Simplify

“What's really important is to simplify. The work of most photographers would be improved immensely if they could do one thing: get rid of the extraneous. If you strive for simplicity, you are more likely to reach the viewer.”  - William Albert Allard

Simplify.  I have been giving that some thought the last couple of days.  Photography is an art of subtraction.  It is incumbent upon the photographer to remove non-essential elements from the viewfinder until nothing remains but the essence of the subject.  Every object in the image will either strengthen or weaken it, concentrate the essence of the subject or dilute it. 

Simplifying in documentary photography is difficult at times, almost impossible at others.  It is most difficult when photographing human subjects.  That difficulty is multiplied exponentially by the inclusion of more humans in the frame. 

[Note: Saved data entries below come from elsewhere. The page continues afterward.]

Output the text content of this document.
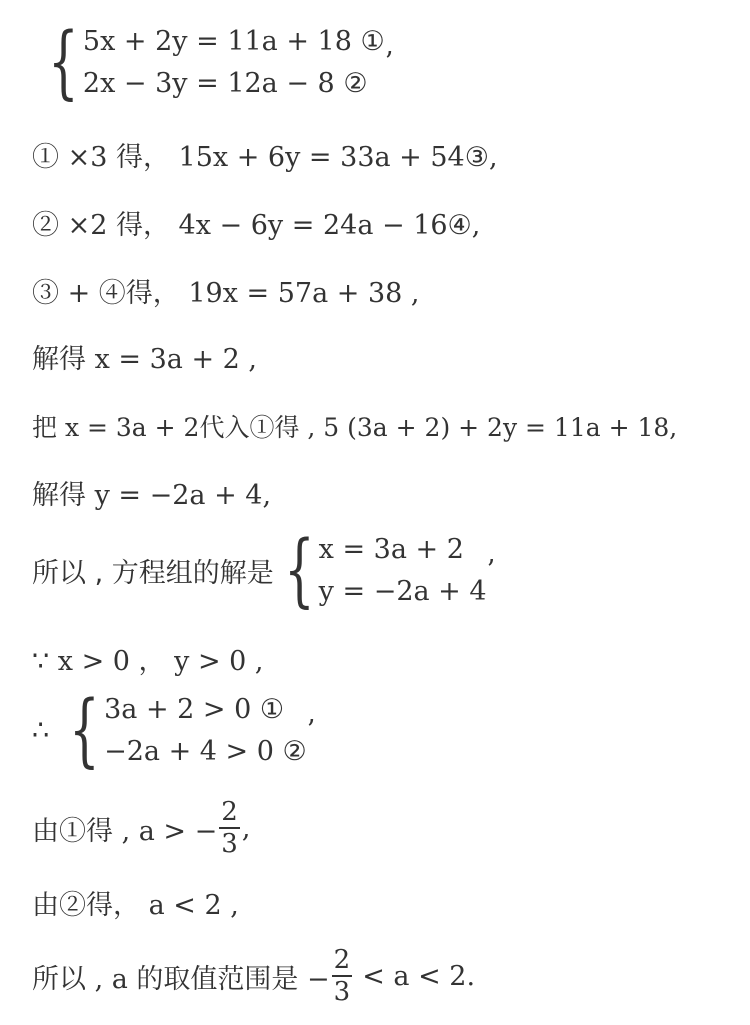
{ 5x + 2y = 11a + 18 ①
2x − 3y = 12a − 8 ②
’
① ×3 得， 15x + 6y = 33a + 54③,
② ×2 得， 4x − 6y = 24a − 16④,
③ + ④得， 19x = 57a + 38 ,
解得 x = 3a + 2 ,
把 x = 3a + 2代入①得 , 5 (3a + 2) + 2y = 11a + 18,
解得 y = −2a + 4,
所以 , 方程组的解是 { x = 3a + 2
y = −2a + 4
’
∵ x > 0 ， y > 0 ,
∴ { 3a + 2 > 0 ①
−2a + 4 > 0 ②
’
由①得 , a > − $\frac{2}{3}$ ,
由②得， a < 2 ,
所以 , a 的取值范围是 − $\frac{2}{3} < a < 2$.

You are trying to be invisible in order to capture the unguarded moment, to not influence the interaction of the humans in your viewfinder.  They are totally out of your control.  They do what they do with no thought of how it will impact the images you are struggling to create. 

You know the shot that you want to create - you can see it coming; you can all but feel it.  You can watch their movements, their eyes, their hands, their feet; you can listen to their conversation.  You can anticipate.  More accurately, you can try to anticipate.  Sometimes you nail the shot.  Sometimes your best efforts produce photographic muck.  In the end, documentary photography is kind of a crap shoot. 

I guess that's why this genre of photography sinks its hooks into some of us so deeply.